Activation of this equipment from the control panel shall be
temporarily precluded. Only the person in charge of the repair or
maintenance may authorize the resumption of service. This authorization
may not be given until the repair or maintenance action is completed.
10. In Sec. 250.158, paragraph (e) is revised to read as follows:
Sec. 250.158 Reports.
* * * * *
(e)(1) Except for emergency repairs necessary to prevent or
minimize pollution or the loss of human life, the lessee or right-of-
way holder shall notify the Regional Supervisor prior to the repair of
any pipeline or pipeline component. Based on the nature of the repair,
the Regional Supervisor may require the lessee or right-of-way holder
to submit detailed pipeline repair procedures for approval before
conducting repairs.

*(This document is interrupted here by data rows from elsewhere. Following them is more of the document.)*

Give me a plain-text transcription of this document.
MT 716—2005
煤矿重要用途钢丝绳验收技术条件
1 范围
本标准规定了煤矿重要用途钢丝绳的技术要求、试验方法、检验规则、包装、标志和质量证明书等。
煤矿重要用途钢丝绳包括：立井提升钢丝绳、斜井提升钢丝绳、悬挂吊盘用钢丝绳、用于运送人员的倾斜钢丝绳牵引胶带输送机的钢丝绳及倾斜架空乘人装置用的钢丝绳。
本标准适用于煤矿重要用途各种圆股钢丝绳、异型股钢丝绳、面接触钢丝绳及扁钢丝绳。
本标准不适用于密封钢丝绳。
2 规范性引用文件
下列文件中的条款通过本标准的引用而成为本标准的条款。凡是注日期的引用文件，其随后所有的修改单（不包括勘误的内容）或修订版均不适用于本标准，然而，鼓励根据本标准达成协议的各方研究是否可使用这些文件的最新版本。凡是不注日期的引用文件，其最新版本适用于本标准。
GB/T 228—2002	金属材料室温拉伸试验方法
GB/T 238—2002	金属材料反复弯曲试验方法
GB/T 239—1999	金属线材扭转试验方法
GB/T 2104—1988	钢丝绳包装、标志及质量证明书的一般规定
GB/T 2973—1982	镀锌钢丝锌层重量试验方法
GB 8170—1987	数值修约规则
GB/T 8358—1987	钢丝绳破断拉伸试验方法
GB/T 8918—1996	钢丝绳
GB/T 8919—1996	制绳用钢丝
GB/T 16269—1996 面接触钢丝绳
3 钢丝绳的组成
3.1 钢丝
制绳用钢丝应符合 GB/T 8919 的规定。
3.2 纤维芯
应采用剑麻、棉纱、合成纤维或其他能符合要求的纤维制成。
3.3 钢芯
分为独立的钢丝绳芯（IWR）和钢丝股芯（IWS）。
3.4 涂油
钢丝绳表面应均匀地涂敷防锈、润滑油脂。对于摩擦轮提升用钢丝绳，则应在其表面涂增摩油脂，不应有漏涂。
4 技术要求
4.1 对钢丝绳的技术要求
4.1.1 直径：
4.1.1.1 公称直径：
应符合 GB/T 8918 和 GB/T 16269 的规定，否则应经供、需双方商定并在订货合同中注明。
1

The repair procedures shall include the types of
equipment and specifications of components used in the repair.
(2) A detailed report of the pipeline repair shall be submitted to
the Regional Supervisor within 30 days after completion of the repair.
The report shall include the following:
(i) Type of damage sustained and cause:
(ii) Type and volume of hydrocarbons lost due to damage;
(iii) Specifications of components utilized in the repair and a
detailed repair procedure;
(iv) Results of pressure and other verification tests; and
(v) Date pipeline or component returned to service.
* * * * *
11. In Sec. 250.291, paragraphs (b)(3) and (d)(4)(i) are revised to
read as follows:
Sec. 250.291 Design, installation, and operation of production
systems.
* * * * *
(b) * * *
(3) Electrical system information, including a plan of each
platform deck that shows:
(i) All hazardous areas classified in accordance with API RP 500,
Recommended Practice for Classification of Locations for Electrical
Installations at Petroleum Facilities; and
(ii) All areas in which potential ignition sources are to be
installed;
* * * * *
(d) * * *
(4) * * *
(i) A plan of each platform deck, outlining all hazardous areas
classified in accordance with API RP 500 and outlining areas in which
potential ignition sources are to be installed;
* * * * *
12. In Sec. 250.292, paragraph (b)(4)(i) is revised to read as
follows:
Sec. 250.292 Additional production and fuel gas system requirements.
* * * * *
(b) * * *
(4) Fire- and gas-detection system. (i) Fire (flame, heat, or
smoke) sensors shall be installed in all enclosed classified areas. Gas
sensors shall be installed in all inadequately ventilated, enclosed
classified areas. Adequate ventilation is defined as ventilation that
is sufficient to prevent accumulation of significant quantities of
vapor-air mixture in concentrations over 25 percent of the LEL. One
approved method of providing adequate ventilation is a change of air
volume every 5 minutes or 1 cubic foot of air-volume flow per minute
per square foot of solid floor area, whichever is greater. Enclosed
areas (e.g., buildings, living quarters, or doghouses) are defined as
those areas confined on more than four of their six possible sides by
walls, floors, or ceilings more restrictive to air flow than grating or
fixed open louvers and of sufficient size to allow entry of personnel.
A classified area is any area classified Class I, Group D, Division 1
or 2, following the guidelines of API RP 500.